En nuestro país, donde la tierra y el clima se confabulan para dar origen a nobles mostos, el vino se ha convertido en uno de los principales brebajes que acompaña nuestras fiestas nacionales. Y como suele suceder en diversos ámbitos de nuestra vida cotidiana, la preparación y disfrute de tan espirituoso fluido encierra una buena cantidad de Física que vale la pena conocer. Como por ejemplo, con respecto al delicado arte del envejecimiento.
El principio básico para la creación de un vino es convertir jugo de uva en alcohol, a través de la fermentación. Levaduras y bacterias, dependiendo del tipo de vino que se desee producir, convierten las azúcares naturales de la uva en alcohol. Suena sencillo, pero es un proceso tremendamente complejo, donde cada detalle contribuye a darle el sabor y la textura específica a cada tipo de bebida alcohólica: la cepa, la temperatura, la presencia o no del hollejo en el recipiente, el material del contenedor, etc. Y por cierto, el tiempo de fermentación, que redunda en la dulzura y grado alcohólico, dependiendo de cuánta azúcar haya sido convertida en alcohol. Éste es un aspecto particularmente importante del proceso, ya que puede hacer la diferencia entre un jugo, un buen vino y un líquido intomable. Y por ello, aunque el vino se viene haciendo desde unos 7 mil años, a medida que su producción se volvió más masiva, y el dinero en juego mayor, fue necesario introducir maneras más científicas de determinar la calidad de un vino antes de embotellarlo.

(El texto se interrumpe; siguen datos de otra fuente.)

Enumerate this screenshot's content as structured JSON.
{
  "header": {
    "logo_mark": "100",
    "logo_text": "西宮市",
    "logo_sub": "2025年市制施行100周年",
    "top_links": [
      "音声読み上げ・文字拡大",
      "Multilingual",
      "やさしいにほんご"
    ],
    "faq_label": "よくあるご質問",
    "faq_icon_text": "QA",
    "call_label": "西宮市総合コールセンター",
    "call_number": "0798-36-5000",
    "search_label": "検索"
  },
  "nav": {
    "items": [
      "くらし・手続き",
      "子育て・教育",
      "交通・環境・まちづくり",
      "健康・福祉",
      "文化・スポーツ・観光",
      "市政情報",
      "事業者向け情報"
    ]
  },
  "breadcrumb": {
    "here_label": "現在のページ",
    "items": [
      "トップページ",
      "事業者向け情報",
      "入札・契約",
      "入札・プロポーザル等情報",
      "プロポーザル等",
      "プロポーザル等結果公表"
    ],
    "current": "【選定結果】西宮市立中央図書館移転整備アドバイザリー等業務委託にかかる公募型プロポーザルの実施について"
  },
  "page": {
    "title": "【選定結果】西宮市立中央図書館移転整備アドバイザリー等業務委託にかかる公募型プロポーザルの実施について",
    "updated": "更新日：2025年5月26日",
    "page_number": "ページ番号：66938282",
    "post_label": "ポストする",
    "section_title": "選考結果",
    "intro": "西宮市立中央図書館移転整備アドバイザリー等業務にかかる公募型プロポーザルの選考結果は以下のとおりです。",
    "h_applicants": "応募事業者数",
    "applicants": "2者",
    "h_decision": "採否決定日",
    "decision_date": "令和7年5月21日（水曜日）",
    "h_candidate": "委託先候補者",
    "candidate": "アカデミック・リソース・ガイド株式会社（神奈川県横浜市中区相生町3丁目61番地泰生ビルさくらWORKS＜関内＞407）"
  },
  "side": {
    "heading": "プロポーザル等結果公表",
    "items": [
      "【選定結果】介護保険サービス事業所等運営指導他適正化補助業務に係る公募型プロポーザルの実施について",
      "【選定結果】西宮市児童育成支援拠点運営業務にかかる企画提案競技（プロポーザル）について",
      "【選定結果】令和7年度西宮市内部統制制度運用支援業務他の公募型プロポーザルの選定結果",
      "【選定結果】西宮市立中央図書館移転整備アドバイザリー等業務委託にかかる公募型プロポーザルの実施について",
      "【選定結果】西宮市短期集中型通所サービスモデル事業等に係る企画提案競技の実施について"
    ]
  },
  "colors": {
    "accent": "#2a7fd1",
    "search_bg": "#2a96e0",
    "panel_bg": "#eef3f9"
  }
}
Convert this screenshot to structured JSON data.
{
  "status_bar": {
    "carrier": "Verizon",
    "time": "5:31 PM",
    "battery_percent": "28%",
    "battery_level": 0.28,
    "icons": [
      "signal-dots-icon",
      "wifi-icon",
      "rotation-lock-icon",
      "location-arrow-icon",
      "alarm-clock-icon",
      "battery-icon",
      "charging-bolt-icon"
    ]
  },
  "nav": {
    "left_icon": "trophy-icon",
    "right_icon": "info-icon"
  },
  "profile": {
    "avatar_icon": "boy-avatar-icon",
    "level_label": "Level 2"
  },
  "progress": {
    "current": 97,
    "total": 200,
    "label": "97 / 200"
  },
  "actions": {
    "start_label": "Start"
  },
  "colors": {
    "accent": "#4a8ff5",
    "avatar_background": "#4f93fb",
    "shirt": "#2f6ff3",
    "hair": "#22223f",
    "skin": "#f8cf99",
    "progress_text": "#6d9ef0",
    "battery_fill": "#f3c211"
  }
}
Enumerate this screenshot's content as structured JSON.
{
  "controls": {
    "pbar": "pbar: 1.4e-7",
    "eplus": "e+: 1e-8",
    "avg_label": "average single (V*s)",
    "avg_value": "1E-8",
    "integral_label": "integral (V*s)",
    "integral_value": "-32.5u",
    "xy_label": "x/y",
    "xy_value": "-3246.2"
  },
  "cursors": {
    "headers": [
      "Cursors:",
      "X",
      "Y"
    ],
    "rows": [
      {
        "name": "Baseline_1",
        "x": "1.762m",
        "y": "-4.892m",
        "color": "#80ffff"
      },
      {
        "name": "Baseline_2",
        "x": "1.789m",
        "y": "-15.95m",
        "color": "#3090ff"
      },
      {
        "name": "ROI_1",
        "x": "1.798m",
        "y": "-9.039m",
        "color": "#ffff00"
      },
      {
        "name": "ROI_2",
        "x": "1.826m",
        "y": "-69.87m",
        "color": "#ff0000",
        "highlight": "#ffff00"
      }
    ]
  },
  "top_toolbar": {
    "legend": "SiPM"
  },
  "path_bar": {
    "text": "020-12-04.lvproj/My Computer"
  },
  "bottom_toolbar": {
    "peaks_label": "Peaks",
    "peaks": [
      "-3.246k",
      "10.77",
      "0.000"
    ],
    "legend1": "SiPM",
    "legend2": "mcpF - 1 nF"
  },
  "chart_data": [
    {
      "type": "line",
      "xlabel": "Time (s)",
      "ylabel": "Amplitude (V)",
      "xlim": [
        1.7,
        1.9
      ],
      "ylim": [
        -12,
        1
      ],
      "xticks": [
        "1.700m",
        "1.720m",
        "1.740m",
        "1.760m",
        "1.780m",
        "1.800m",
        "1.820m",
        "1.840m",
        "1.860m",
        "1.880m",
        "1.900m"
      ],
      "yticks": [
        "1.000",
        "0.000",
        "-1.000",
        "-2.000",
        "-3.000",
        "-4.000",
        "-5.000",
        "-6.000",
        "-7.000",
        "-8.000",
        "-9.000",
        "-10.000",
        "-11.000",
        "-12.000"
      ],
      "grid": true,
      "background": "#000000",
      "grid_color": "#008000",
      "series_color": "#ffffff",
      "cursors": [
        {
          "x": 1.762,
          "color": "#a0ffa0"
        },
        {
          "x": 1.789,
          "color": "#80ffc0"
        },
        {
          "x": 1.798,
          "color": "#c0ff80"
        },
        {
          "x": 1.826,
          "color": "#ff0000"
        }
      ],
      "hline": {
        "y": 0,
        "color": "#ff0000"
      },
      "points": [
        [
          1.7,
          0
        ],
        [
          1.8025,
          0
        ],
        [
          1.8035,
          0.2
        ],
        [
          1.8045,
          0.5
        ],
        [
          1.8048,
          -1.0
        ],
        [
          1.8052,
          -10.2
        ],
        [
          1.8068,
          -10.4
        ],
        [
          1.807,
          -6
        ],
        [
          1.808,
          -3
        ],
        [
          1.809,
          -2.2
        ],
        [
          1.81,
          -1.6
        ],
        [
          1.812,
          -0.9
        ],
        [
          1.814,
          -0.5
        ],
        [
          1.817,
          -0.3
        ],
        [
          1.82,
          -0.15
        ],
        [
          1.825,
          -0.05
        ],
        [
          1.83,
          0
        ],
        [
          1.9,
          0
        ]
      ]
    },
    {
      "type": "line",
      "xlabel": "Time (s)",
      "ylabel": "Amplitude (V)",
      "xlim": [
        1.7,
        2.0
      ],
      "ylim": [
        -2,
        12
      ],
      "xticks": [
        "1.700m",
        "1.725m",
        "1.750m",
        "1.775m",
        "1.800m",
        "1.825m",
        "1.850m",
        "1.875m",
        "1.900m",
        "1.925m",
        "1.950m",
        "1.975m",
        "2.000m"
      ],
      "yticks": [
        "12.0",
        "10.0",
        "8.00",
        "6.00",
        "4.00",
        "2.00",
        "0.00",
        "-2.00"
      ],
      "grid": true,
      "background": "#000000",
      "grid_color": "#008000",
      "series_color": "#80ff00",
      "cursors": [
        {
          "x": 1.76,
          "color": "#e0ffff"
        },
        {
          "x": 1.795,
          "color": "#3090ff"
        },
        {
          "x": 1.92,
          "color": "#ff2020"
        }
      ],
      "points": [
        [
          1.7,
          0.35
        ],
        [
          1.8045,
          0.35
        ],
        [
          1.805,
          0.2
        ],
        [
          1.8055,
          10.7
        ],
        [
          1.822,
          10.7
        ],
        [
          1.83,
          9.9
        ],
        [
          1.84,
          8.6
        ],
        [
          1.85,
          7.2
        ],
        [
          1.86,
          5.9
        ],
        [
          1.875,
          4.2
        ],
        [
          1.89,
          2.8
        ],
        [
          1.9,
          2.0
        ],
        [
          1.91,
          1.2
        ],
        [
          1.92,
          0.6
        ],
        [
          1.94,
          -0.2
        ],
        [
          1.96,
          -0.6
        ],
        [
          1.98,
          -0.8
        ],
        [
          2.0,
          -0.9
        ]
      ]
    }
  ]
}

Es cuando el científico alemán Adolf Brix entra en esta historia. En la primera mitad del siglo XIX, Brix midió cuidadosamente la densidad de agua en la cual se había disuelto una cantidad conocida de azúcar. La idea era tener detalladas tablas para que luego, midiendo la densidad de una solución, se conociera la cantidad de azúcar. Así, el problema de determinar el punto exacto en que debía detenerse la fermentación del vino, o establecer la calidad prevista del vino, se convertía en medir la densidad del fluido.
Claro, las cosas no son tan sencillas, ya que una bebida alcohólica es más compleja que azúcar disuelta en agua. Pero en la práctica, la experiencia enseñaba, en aquella época, que era una aproximación suficientemente buena, y por eso los esfuerzos se concentraron en esa dirección. Diversos trabajos abordaron el mismo problema, y como consecuencia, hoy existen varias escalas que relacionan densidad con contenido de azúcar, pero la escala Brix, establecida en Alemania en 1847, es la más usada en la industria del vino.
Ya, pero ¿cómo se mide la densidad de un líquido? En la época de Brix, el instrumento usado para medir densidades era el hidrómetro. La idea es aprovechar el principio de Arquímedes: un objeto se hundirá más en un fluido menos denso. Así, observando cuánto se hunde un objeto de densidad conocida, se puede conocer la densidad del fluido en el cual se ha sumergido.
En el hidrómetro, esto se consigue llenando un cilindro con el fluido en cuestión (vino, en este caso), y colocando en él un objeto (un bulbo con mercurio en su interior, como el que hay dentro de un termómetro clínico). El objeto se deja flotar, se mide la profundidad a la que se hunde, y con eso se conoce la densidad del fluido. Una idea sencilla y efectiva. No en vano los primeros hidrómetros conocidos tienen 17 siglos de antigüedad, siendo atribuida su invención a la sabia Hipatia de Alejandría.
Pero este noble instrumento no es muy preciso, e inevitablemente se buscaron alternativas. Y la respuesta vino del campo de la Óptica, a medida que el conocimiento sobre la luz fue desarrollándose. En 1871, el físico alemán Ernst Abbe inventó el primer refractómetro, instrumento basado en la refracción de la luz: al pasar luz por un fluido, ésta experimenta una desviación que es mayor si la densidad del fluido aumenta. Entonces, si se conoce la desviación de la luz, se puede conocer la densidad.
Para efectos de producción de vino se usan refractómetros graduados en la escala Brix, lo que permite, en definitiva, convertir una medición de la desviación de un haz de luz directamente en una medición de la cantidad de azúcar en el fluido.
La creación de un buen vino es una de tantas actividades humanas que combinan la nobleza de tradiciones milenarias, transmitidas por generaciones, con el apoyo que puede brindar la ciencia para asegurar excelentes resultados, todo para que llegue a nuestra mesa un buen Cabernet, ese sutil Carmenere, o un robusto Syrah. Así que ¡salud por eso!